I'll start with the political. My grandfather, John Young, was a proud member of the Progressive Conservative Party in Manitoba and federally his whole life. My father, my uncles and my aunts are, to this day, diehard Liberals. My cousins and a lot of the other young people I went to university with are dippers. They're with the NDP.
Sir, I guess I'm surrounded by family. It doesn't matter what political stripe you might have on.
On forestry and provincial jurisdiction and what governments can do differently.... We have a set of tables in front of us, and you can clearly see the provincial tenure in Canada ranging from 0% all the way up to the mid-30%. There is variability in how provincial governments are working with indigenous groups to reconcile the forest tenure regime. There are differences there, but we're responsible enough now.... We actually have the Canadian Council of Forest Ministers, the first ministers' table, the forest ministers' table, and the environment ministers' table, where we have to take data like these and discuss them. What are the differences in policy here? What are the differences in outcome?

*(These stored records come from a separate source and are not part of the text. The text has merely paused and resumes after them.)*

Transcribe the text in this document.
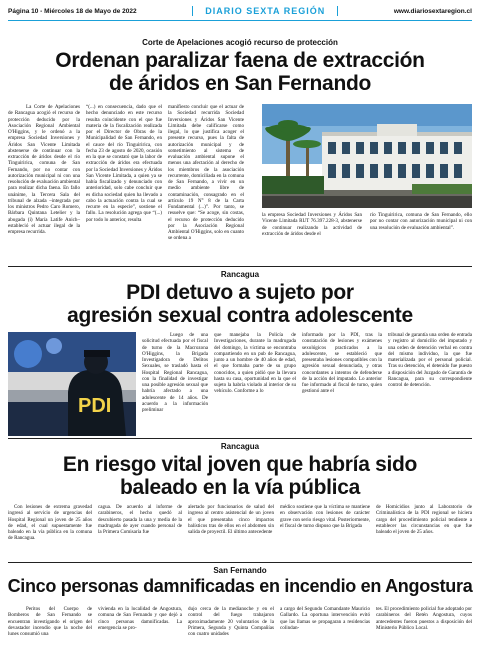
Página 10 - Miércoles 18 de Mayo de 2022	DIARIO SEXTA REGIÓN	www.diariosextaregion.cl
Corte de Apelaciones acogió recurso de protección
Ordenan paralizar faena de extracción
de áridos en San Fernando
La Corte de Apelaciones de Rancagua acogió el recurso de protección deducido por la Asociación Regional Ambiental O'Higgins, y le ordenó a la empresa Sociedad Inversiones y Áridos San Vicente Limitada abstenerse de continuar con la extracción de áridos desde el río Tinguiririca, comuna de San Fernando, por no contar con autorización municipal ni con una resolución de evaluación ambiental para realizar dicha faena. En fallo unánime, la Tercera Sala del tribunal de alzada –integrada por los ministros Pedro Caro Romero, Bárbara Quintana Letelier y la abogada (i) María Latife Anich– estableció el actuar ilegal de la empresa recurrida.
“(...) en consecuencia, dado que el hecho denunciado en este recurso resulta coincidente con el que fue materia de la fiscalización realizada por el Director de Obras de la Municipalidad de San Fernando, en el cauce del río Tinguiririca, con fecha 23 de agosto de 2020, ocasión en la que se constató que la labor de extracción de áridos era efectuada por la Sociedad Inversiones y Áridos San Vicente Limitada, a quien ya se había fiscalizado y denunciado con anterioridad, solo cabe concluir que es dicha sociedad quien ha llevado a cabo la actuación contra la cual se recurre en la especie”, sostiene el fallo. La resolución agrega que “(...) por todo lo anterior, resulta
manifiesto concluir que el actuar de la Sociedad recurrida Sociedad Inversiones y Áridos San Vicente Limitada debe calificarse como ilegal, lo que justifica acoger el presente recurso, pues la falta de autorización municipal y de sometimiento al sistema de evaluación ambiental supone el menos una afectación al derecho de los miembros de la asociación recurrente, domiciliada en la comuna de San Fernando, a vivir en un medio ambiente libre de contaminación, consagrado en el artículo 19 N° 8 de la Carta Fundamental (...)”. Por tanto, se resuelve que: “Se acoge, sin costas, el recurso de protección deducido por la Asociación Regional Ambiental O'Higgins, solo en cuanto se ordena a
la empresa Sociedad Inversiones y Áridos San Vicente Limitada RUT 76.397.228-3, abstenerse de continuar realizando la actividad de extracción de áridos desde el
río Tinguiririca, comuna de San Fernando, ello por no contar con autorización municipal ni con una resolución de evaluación ambiental”.
Rancagua
PDI detuvo a sujeto por
agresión sexual contra adolescente
PDI
Luego de una solicitud efectuada por el fiscal de turno de la Macrozona O'Higgins, la Brigada Investigadora de Delitos Sexuales, se trasladó hasta el Hospital Regional Rancagua, con la finalidad de investigar una posible agresión sexual que habría afectado a una adolescente de 14 años. De acuerdo a la información preliminar
que manejaba la Policía de Investigaciones, durante la madrugada del domingo, la víctima se encontraba compartiendo en un pub de Rancagua, junto a un hombre de 40 años de edad, el que formaba parte de su grupo conocidos, a quien pidió que la llevara hasta su casa, oportunidad en la que el sujeto la habría violado al interior de su vehículo. Conforme a lo
informado por la PDI, tras la constatación de lesiones y exámenes sexológicos practicados a la adolescente, se estableció que presentaba lesiones compatibles con la agresión sexual denunciada, y otras concordantes a intentos de defenderse de la acción del imputado. Lo anterior fue informado al fiscal de turno, quien gestionó ante el
tribunal de garantía una orden de entrada y registro al domicilio del imputado y una orden de detención verbal en contra del mismo individuo, la que fue materializada por el personal policial. Tras su detención, el detenido fue puesto a disposición del Juzgado de Garantía de Rancagua, para su correspondiente control de detención.
Rancagua
En riesgo vital joven que habría sido
baleado en la vía pública
Con lesiones de extrema gravedad ingresó al servicio de urgencias del Hospital Regional un joven de 25 años de edad, el cual supuestamente fue baleado en la vía pública en la comuna de Rancagua.
cagua. De acuerdo al informe de carabineros, el hecho quedó al descubierto pasada la una y media de la madrugada de ayer cuando personal de la Primera Comisaría fue
alertado por funcionarios de salud del ingreso al centro asistencial de un joven el que presentaba cinco impactos balísticos tras de ellos en el abdomen sin salida de proyectil. El último antecedente
médico sostiene que la víctima se mantiene en observación con lesiones de carácter grave con serio riesgo vital. Posteriormente, el fiscal de turno dispuso que la Brigada
de Homicidios junto al Laboratorio de Criminalística de la PDI regional se hiciera cargo del procedimiento policial tendiente a establecer las circunstancias en que fue baleado el joven de 25 años.
San Fernando
Cinco personas damnificadas en incendio en Angostura
Peritos del Cuerpo de Bomberos de San Fernando se encuentran investigando el origen del devastador incendio que la noche del lunes consumió una
vivienda en la localidad de Angostura, comuna de San Fernando y que dejó a cinco personas damnificadas. La emergencia se pro-
dujo cerca de la medianoche y en el control del fuego trabajaron aproximadamente 20 voluntarios de la Primera, Segunda y Quinta Compañías con cuatro unidades
a cargo del Segundo Comandante Mauricio Gallardo. La oportuna intervención evitó que las llamas se propagaran a residencias colindan-
tes. El procedimiento policial fue adoptado por carabineros del Retén Angostura, cuyos antecedentes fueron puestos a disposición del Ministerio Público Local.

One thing we heard initially, in the early eighties, when we had indigenous groups.... Actually it was in B.C. that the first indigenous tenure was taken up. We heard from many other provinces, “Canada will end if indigenous groups have tenure. The economy will end in our regions.” Clearly, this is not the case. It is the exact opposite. When you have indigenous responsibility in collaboration with the provincial government, you get advanced manufacturing investment, job stabilization and market entry into other countries that are looking at the indigenous profile of manufactured Canadian products. They want it.
We have to discuss it, and we have to look at the real differences in policy and opinion. Guess what. Not everybody is going to agree on what to do, but let's run the experiment. Let's see whose approach works. Time is an ongoing story, sir. We'll all be here in another 5,000 years. We're just really starting this story.